Those following testing in Barcelona this week only have to look at the lap times to see that there has been a clear step forward in speed.
We are still nowhere near seeing the true potential of any of this year’s cars, but that has not stopped Sebastian Vettel and Nico Hulkenberg lapping already more than a second under Nico Rosberg’s pole time for last year’s Spanish Grand Prix.
Just three weeks remain until the start of the third season of the current hybrid era, a period that has been crying out for stability while the teams continue to conquer an array of new technology that, once properly honed, should naturally provide us with the fastest cars that have ever graced the sport.
Yet while the need for time and patience is staring the rulemakers in the face, it seems as though we are about to have another handful of changes thrown our way.
News that plans to rip up the rulebook and introduce yet another set of regulations aimed at producing high-performance cars and make them seconds faster will most likely get the go ahead for the 2017 season is disappointing, but not unsurprising, given the manner in which we have seen the F1 Strategy Group and F1 Commission work in recent years.
These, after all, are the same bodies that brought us double points, the thankfully never introduced standing restarts and are now attempting to have a new “elimination” style qualifying system – a part of the Grand Prix weekend that did not need changing – rubberstamped in time for Melbourne.
Once we see the class of 2016 truly unleashed, those already improved times will only tumble further. A step forward of between two and three seconds looks more than achievable. Take into account the inevitable development of the cars over the course of this season and into next, and come 2017 they will be faster still.
This would be more than achievable by sticking to the set of regulations that exist now, not by forcing teams that are already strapped for cash to spend millions building new cars that, while likely to increase speeds, will be more aero-dependant and almost certain to harm the quality of the racing.
Formula One is far from in rude health. Fans are being turned off for a number of reasons, chief among them the domination of the Mercedes team that, at first glance, is likely to continue into 2016.
Yet the fact remains that when naturally aspirated V10 engines made way for hybrid power in 2014, the Silver Arrows simply did the best job with the set of rules that each person in the paddock was given.
Single team superiority has always existed in F1. Each decade is underpinned by an era in which one manufacturer was better than the rest.
It started with Alfa Romeo in the 1950s, before Lotus took over in the sixties and again in the seventies. The late 1980s saw McLaren in a class of their own, before Williams dominated the nineties and Ferrari ruled the early 2000s. Entertaining it may not always be when we are in the midst of such a spell, but history dictates that a dominant team is always caught.
Mercedes may not be beaten this year, but they will be eventually. If the current rules remain, the laws of diminishing returns will take over and they will be caught. Completely overhaul the regulations, and what’s to say that they won’t simply steal another march on the opposition, aided by their vast reserves of wealth, and pull even further ahead of everyone else?

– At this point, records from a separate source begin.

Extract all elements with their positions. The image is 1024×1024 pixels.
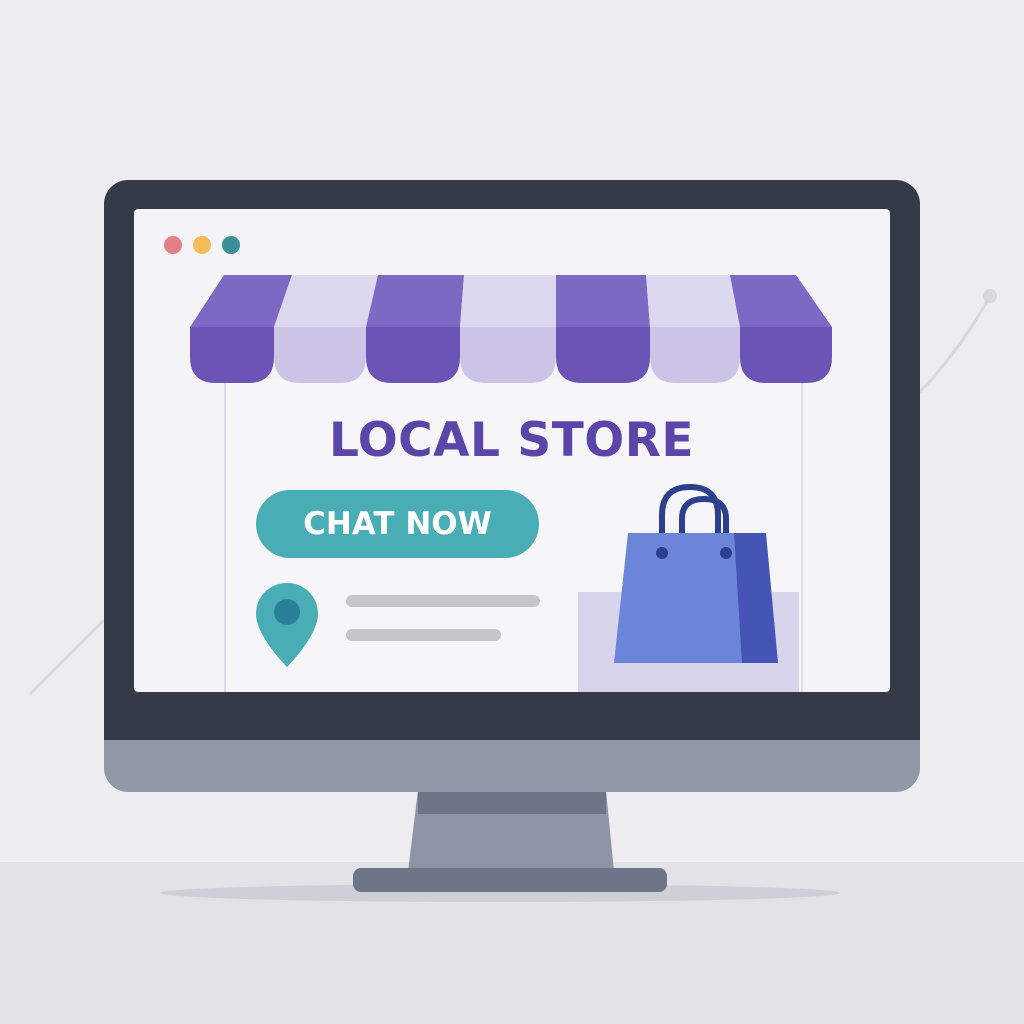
window-close-button[interactable]: [164, 236, 182, 254]
monitor-screen: LOCAL STORE CHAT NOW: [134, 209, 890, 692]
chat-now-button[interactable]: CHAT NOW: [256, 490, 539, 558]
window-maximize-button[interactable]: [222, 236, 240, 254]
window-controls: [164, 236, 240, 254]
address-line-2: [346, 629, 501, 641]
store-awning: [190, 275, 832, 383]
address-line-1: [346, 595, 540, 607]
shopping-bag-icon: [614, 483, 778, 663]
illustration-scene: LOCAL STORE CHAT NOW: [0, 0, 1024, 1024]
store-title: LOCAL STORE: [328, 413, 695, 468]
window-minimize-button[interactable]: [193, 236, 211, 254]
location-pin-icon: [256, 583, 318, 667]
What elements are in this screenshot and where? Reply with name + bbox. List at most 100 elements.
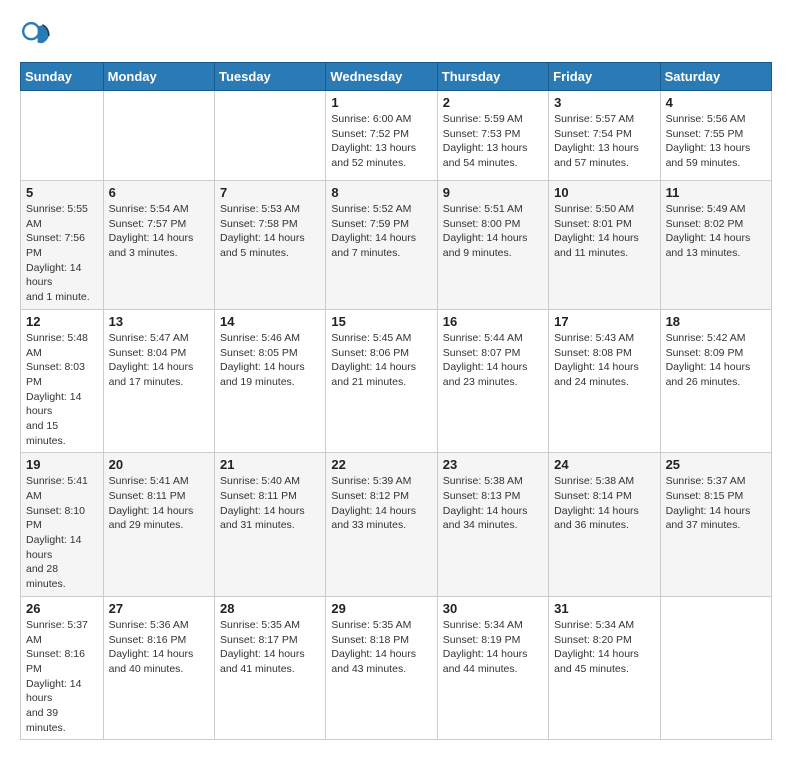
calendar-cell: 27 Sunrise: 5:36 AM Sunset: 8:16 PM Dayli… [103, 596, 214, 740]
day-number: 4 [666, 95, 766, 110]
calendar-cell: 7 Sunrise: 5:53 AM Sunset: 7:58 PM Daylig… [215, 181, 326, 310]
col-header-saturday: Saturday [660, 63, 771, 91]
day-number: 25 [666, 457, 766, 472]
calendar-cell: 1Sunrise: 6:00 AM Sunset: 7:52 PM Daylig… [326, 91, 437, 181]
calendar-cell: 16 Sunrise: 5:44 AM Sunset: 8:07 PM Dayli… [437, 309, 548, 453]
day-number: 8 [331, 185, 431, 200]
day-number: 24 [554, 457, 654, 472]
day-number: 18 [666, 314, 766, 329]
day-info: Sunrise: 5:55 AM Sunset: 7:56 PM Dayligh… [26, 202, 98, 305]
col-header-wednesday: Wednesday [326, 63, 437, 91]
calendar-cell: 20 Sunrise: 5:41 AM Sunset: 8:11 PM Dayli… [103, 453, 214, 597]
day-info: Sunrise: 5:38 AM Sunset: 8:14 PM Dayligh… [554, 474, 654, 533]
calendar-cell [103, 91, 214, 181]
col-header-friday: Friday [549, 63, 660, 91]
calendar-cell: 11 Sunrise: 5:49 AM Sunset: 8:02 PM Dayli… [660, 181, 771, 310]
day-info: Sunrise: 5:41 AM Sunset: 8:10 PM Dayligh… [26, 474, 98, 592]
day-number: 19 [26, 457, 98, 472]
day-info: Sunrise: 5:47 AM Sunset: 8:04 PM Dayligh… [109, 331, 209, 390]
day-number: 23 [443, 457, 543, 472]
day-info: Sunrise: 5:36 AM Sunset: 8:16 PM Dayligh… [109, 618, 209, 677]
day-info: Sunrise: 5:41 AM Sunset: 8:11 PM Dayligh… [109, 474, 209, 533]
day-number: 11 [666, 185, 766, 200]
day-info: Sunrise: 5:44 AM Sunset: 8:07 PM Dayligh… [443, 331, 543, 390]
calendar-cell: 18 Sunrise: 5:42 AM Sunset: 8:09 PM Dayli… [660, 309, 771, 453]
day-number: 15 [331, 314, 431, 329]
day-info: Sunrise: 5:50 AM Sunset: 8:01 PM Dayligh… [554, 202, 654, 261]
day-number: 30 [443, 601, 543, 616]
calendar-cell: 26 Sunrise: 5:37 AM Sunset: 8:16 PM Dayli… [21, 596, 104, 740]
day-info: Sunrise: 5:37 AM Sunset: 8:15 PM Dayligh… [666, 474, 766, 533]
calendar-cell: 17 Sunrise: 5:43 AM Sunset: 8:08 PM Dayli… [549, 309, 660, 453]
day-number: 12 [26, 314, 98, 329]
day-info: Sunrise: 5:35 AM Sunset: 8:18 PM Dayligh… [331, 618, 431, 677]
day-info: Sunrise: 5:39 AM Sunset: 8:12 PM Dayligh… [331, 474, 431, 533]
calendar-cell: 31Sunrise: 5:34 AM Sunset: 8:20 PM Dayli… [549, 596, 660, 740]
calendar-cell: 25 Sunrise: 5:37 AM Sunset: 8:15 PM Dayli… [660, 453, 771, 597]
logo-icon [20, 20, 52, 52]
day-info: Sunrise: 5:48 AM Sunset: 8:03 PM Dayligh… [26, 331, 98, 449]
col-header-tuesday: Tuesday [215, 63, 326, 91]
day-info: Sunrise: 5:34 AM Sunset: 8:20 PM Dayligh… [554, 618, 654, 677]
calendar-cell [660, 596, 771, 740]
day-number: 5 [26, 185, 98, 200]
day-number: 28 [220, 601, 320, 616]
calendar-cell: 4 Sunrise: 5:56 AM Sunset: 7:55 PM Daylig… [660, 91, 771, 181]
day-info: Sunrise: 5:49 AM Sunset: 8:02 PM Dayligh… [666, 202, 766, 261]
day-number: 17 [554, 314, 654, 329]
calendar-cell: 9 Sunrise: 5:51 AM Sunset: 8:00 PM Daylig… [437, 181, 548, 310]
day-number: 20 [109, 457, 209, 472]
day-info: Sunrise: 5:38 AM Sunset: 8:13 PM Dayligh… [443, 474, 543, 533]
day-info: Sunrise: 5:53 AM Sunset: 7:58 PM Dayligh… [220, 202, 320, 261]
day-info: Sunrise: 5:46 AM Sunset: 8:05 PM Dayligh… [220, 331, 320, 390]
day-info: Sunrise: 5:43 AM Sunset: 8:08 PM Dayligh… [554, 331, 654, 390]
day-number: 6 [109, 185, 209, 200]
day-number: 29 [331, 601, 431, 616]
calendar-cell: 28 Sunrise: 5:35 AM Sunset: 8:17 PM Dayli… [215, 596, 326, 740]
col-header-sunday: Sunday [21, 63, 104, 91]
calendar-cell: 24 Sunrise: 5:38 AM Sunset: 8:14 PM Dayli… [549, 453, 660, 597]
day-number: 22 [331, 457, 431, 472]
calendar-cell [21, 91, 104, 181]
calendar-cell: 14Sunrise: 5:46 AM Sunset: 8:05 PM Dayli… [215, 309, 326, 453]
day-info: Sunrise: 6:00 AM Sunset: 7:52 PM Dayligh… [331, 112, 431, 171]
day-number: 9 [443, 185, 543, 200]
calendar-cell: 10 Sunrise: 5:50 AM Sunset: 8:01 PM Dayli… [549, 181, 660, 310]
day-number: 3 [554, 95, 654, 110]
logo [20, 20, 58, 52]
day-info: Sunrise: 5:35 AM Sunset: 8:17 PM Dayligh… [220, 618, 320, 677]
calendar-cell: 29 Sunrise: 5:35 AM Sunset: 8:18 PM Dayli… [326, 596, 437, 740]
calendar-cell: 23 Sunrise: 5:38 AM Sunset: 8:13 PM Dayli… [437, 453, 548, 597]
day-number: 13 [109, 314, 209, 329]
calendar-cell: 30 Sunrise: 5:34 AM Sunset: 8:19 PM Dayli… [437, 596, 548, 740]
page-header [20, 20, 772, 52]
day-info: Sunrise: 5:34 AM Sunset: 8:19 PM Dayligh… [443, 618, 543, 677]
day-number: 10 [554, 185, 654, 200]
col-header-thursday: Thursday [437, 63, 548, 91]
day-info: Sunrise: 5:51 AM Sunset: 8:00 PM Dayligh… [443, 202, 543, 261]
day-info: Sunrise: 5:54 AM Sunset: 7:57 PM Dayligh… [109, 202, 209, 261]
day-info: Sunrise: 5:52 AM Sunset: 7:59 PM Dayligh… [331, 202, 431, 261]
calendar-cell: 19 Sunrise: 5:41 AM Sunset: 8:10 PM Dayli… [21, 453, 104, 597]
day-number: 2 [443, 95, 543, 110]
day-number: 21 [220, 457, 320, 472]
calendar-cell: 3Sunrise: 5:57 AM Sunset: 7:54 PM Daylig… [549, 91, 660, 181]
day-info: Sunrise: 5:42 AM Sunset: 8:09 PM Dayligh… [666, 331, 766, 390]
calendar-cell: 22 Sunrise: 5:39 AM Sunset: 8:12 PM Dayli… [326, 453, 437, 597]
day-info: Sunrise: 5:56 AM Sunset: 7:55 PM Dayligh… [666, 112, 766, 171]
calendar-cell: 13 Sunrise: 5:47 AM Sunset: 8:04 PM Dayli… [103, 309, 214, 453]
calendar-cell: 2 Sunrise: 5:59 AM Sunset: 7:53 PM Daylig… [437, 91, 548, 181]
calendar-cell: 15 Sunrise: 5:45 AM Sunset: 8:06 PM Dayli… [326, 309, 437, 453]
day-number: 7 [220, 185, 320, 200]
day-info: Sunrise: 5:40 AM Sunset: 8:11 PM Dayligh… [220, 474, 320, 533]
day-info: Sunrise: 5:45 AM Sunset: 8:06 PM Dayligh… [331, 331, 431, 390]
calendar-cell [215, 91, 326, 181]
col-header-monday: Monday [103, 63, 214, 91]
calendar-cell: 5 Sunrise: 5:55 AM Sunset: 7:56 PM Daylig… [21, 181, 104, 310]
day-number: 27 [109, 601, 209, 616]
day-info: Sunrise: 5:37 AM Sunset: 8:16 PM Dayligh… [26, 618, 98, 736]
day-number: 16 [443, 314, 543, 329]
day-info: Sunrise: 5:59 AM Sunset: 7:53 PM Dayligh… [443, 112, 543, 171]
day-number: 26 [26, 601, 98, 616]
calendar-cell: 8 Sunrise: 5:52 AM Sunset: 7:59 PM Daylig… [326, 181, 437, 310]
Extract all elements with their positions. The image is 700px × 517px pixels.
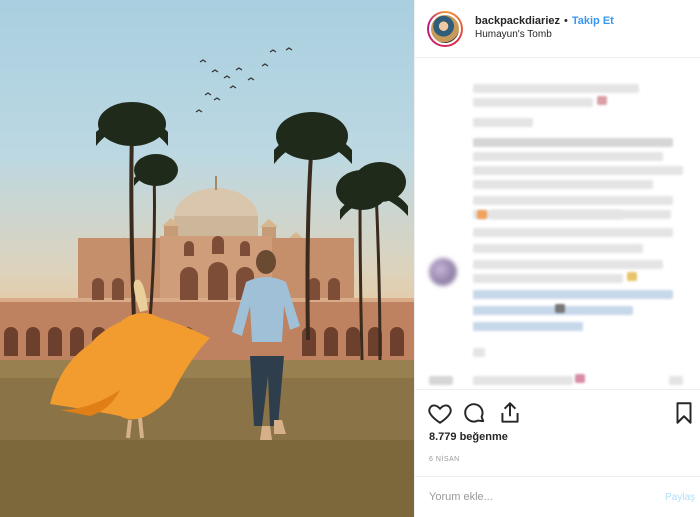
blurred-comment	[473, 84, 639, 93]
blurred-comment	[473, 180, 653, 189]
comment-bubble-icon	[464, 403, 485, 423]
location-link[interactable]: Humayun's Tomb	[475, 29, 614, 42]
blurred-emoji	[627, 272, 637, 281]
like-count[interactable]: 8.779 beğenme	[429, 431, 508, 443]
blurred-emoji	[575, 374, 585, 383]
post-header: backpackdiariez • Takip Et Humayun's Tom…	[415, 0, 700, 58]
header-text: backpackdiariez • Takip Et Humayun's Tom…	[475, 15, 614, 41]
blurred-comment	[473, 274, 623, 283]
blurred-emoji	[597, 96, 607, 105]
blurred-emoji	[477, 210, 487, 219]
blurred-hashtags	[473, 306, 633, 315]
share-button[interactable]	[497, 400, 523, 426]
blurred-comment	[669, 376, 683, 385]
separator-dot: •	[564, 15, 568, 28]
blurred-hashtags	[473, 322, 583, 331]
post-date[interactable]: 6 NİSAN	[429, 456, 460, 463]
blurred-comment	[473, 228, 673, 237]
commenter-avatar[interactable]	[429, 258, 457, 286]
blurred-hashtags	[473, 290, 673, 299]
bookmark-icon	[676, 402, 692, 424]
story-ring[interactable]	[427, 10, 463, 47]
comment-button[interactable]	[461, 400, 487, 426]
blurred-comment	[473, 138, 673, 147]
blurred-comment	[473, 166, 683, 175]
comments-list[interactable]	[415, 58, 700, 390]
username-link[interactable]: backpackdiariez	[475, 15, 560, 29]
blurred-comment	[473, 98, 593, 107]
save-button[interactable]	[671, 400, 697, 426]
blurred-timestamp	[473, 348, 485, 357]
blurred-comment	[473, 376, 573, 385]
blurred-comment	[473, 152, 663, 161]
action-bar	[415, 400, 700, 428]
post-photo[interactable]	[0, 0, 414, 517]
birds	[195, 47, 293, 113]
avatar[interactable]	[429, 12, 461, 45]
add-comment-bar: Paylaş	[415, 476, 700, 517]
share-icon	[501, 402, 519, 423]
blurred-comment	[429, 376, 453, 385]
like-button[interactable]	[427, 400, 453, 426]
comment-input[interactable]	[429, 491, 629, 503]
blurred-comment	[473, 260, 663, 269]
follow-button[interactable]: Takip Et	[572, 15, 614, 29]
header-line: backpackdiariez • Takip Et	[475, 15, 614, 29]
post-comment-button[interactable]: Paylaş	[665, 492, 695, 503]
blurred-comment	[473, 118, 533, 127]
blurred-comment	[473, 196, 673, 205]
blurred-comment	[491, 210, 671, 219]
heart-icon	[428, 404, 452, 424]
photo-illustration	[0, 47, 414, 517]
blurred-comment	[473, 244, 643, 253]
post-sidebar: backpackdiariez • Takip Et Humayun's Tom…	[414, 0, 700, 517]
blurred-emoji	[555, 304, 565, 313]
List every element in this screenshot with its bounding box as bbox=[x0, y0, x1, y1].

Formula One is crying out for changes that encourage more competition, but by going after the technical regulations, it is its own product that is being harmed.
One idea would be a complete overhaul on the way in which prize money is distributed, scrapping payments to constructors just for being there longer than everyone else and ensuring that all teams receive a fair slice of the cake for their efforts.
Testing is another aspect that requires urgent attention, with an increase in pre-season running needed so that teams no longer turn up in Melbourne still battling to get to grips with their new cars.
The number of engines available to each driver over a season is also in need of reassessment, as are the senseless grid penalties handed down to anyone who dares go over their allotted amount.
These are changes that would be pure and easy to implement with the right people in charge. It would result in a more competitive sport as the gulf in class closes up, and in turn would get people watching again, but instead a combination of yet another aerodynamic revolution and laborious gimmicks such as a Driver of the Day award appear set to win the day.
If those at the top remained sensible and focused on promoting the fact that the current hybrid powerplants are some of the most impressive innovations seen in the history of the motor car, did not use the media to publicly lambast their own product and stopped suggesting laughable ideas in a futile bid to “improve the show”, maybe, just maybe, the sport would not be in its current predicament.
Someone just needs to hand them the memo.